Iranian Revolutionary Socialists’ League
Editor@kargar.org
- www.kargar.org - BM KARGAR, London WC1N 3XX, UK.
Communiqué
14
1
November 2000
The Iranian regime’s anti-working class policies
Alarmed by the increase in the number of unemployed workers looking for work on the streets of Tehran, the City Council recently came up with a “solution”! Councillor Morteza Lotfi said in an interview published on 26 October: “For the citizens’ benefit and to help with public order and clean up the city’s environment and to organize these forces, the Ministry of Labour and Social Affairs has a duty to advise these workers according to their vocational skills and to round up and identify the illegal foreign workers. And to reassure the people by preventing the gathering of these ‘floating labour’ elements in the streets and finding accommodation for these workers in specified area.”
Such a futile act does not help the unemployed workers dispersed throughout Tehran. This measure is only intended to help those who are on the streets to hire cheap labour. Through this measure foreign workers will be “rounded up and identified” and ultimately expelled and the rest of the workers put under control and their wages kept low (according to their skills, of course!). In this way the workers will be like slaves. They will be put in specified areas simply for selling their labour power.
Would it not have been better if this “member of the Executive Committee of the Tehran City Council” had paid attention to the root of the problem instead? Workers who come to the big cities to sell their labour power are forced to do this out of desperation. Instead of job creation and raising production the Islamic regime has plundered the people through different “foundations” (such as Mostazafin, Alavi, Ghods-e Razavi, 15 Khordad). As a result a small number of people have become wealthy and the rest are living below the poverty line. According to official figures, to stop the rise in unemployment 750,000 jobs need to be created every year (whereas in the past six months only 40,000 unemployed people were able to find jobs).

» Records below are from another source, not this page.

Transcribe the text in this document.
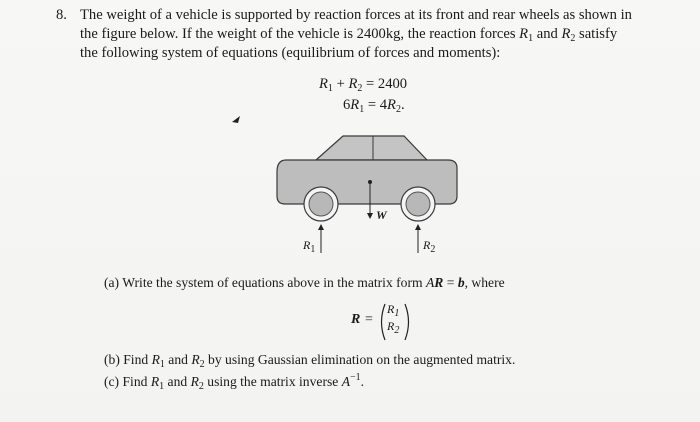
8. The weight of a vehicle is supported by reaction forces at its front and rear wheels as shown in
the figure below. If the weight of the vehicle is 2400kg, the reaction forces $R_1$ and $R_2$ satisfy
the following system of equations (equilibrium of forces and moments):
$R_1 + R_2 = 2400$
$6R_1 = 4R_2$.
W
$R_1$	$R_2$
(a) Write the system of equations above in the matrix form AR = b, where
R =
$R_1$
$R_2$
(b) Find $R_1$ and $R_2$ by using Gaussian elimination on the augmented matrix.
(c) Find $R_1$ and $R_2$ using the matrix inverse $A^{-1}$.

High unemployment, soaring prices and the official plundering of the people by state “foundations” have led to this suffering. “Rounding up and identifying” a few hundred foreign workers in Tehran will not solve this problem. If the regime’s elite and the capitalists are incapable of solving the problem, then it would be better if they hand over the running of the economy to the workers. Only an independent workers’ union can solve all the problems faced by workers and organise all affairs in Tehran (and other cities) and open the books of the “foundations” and go through their accounts.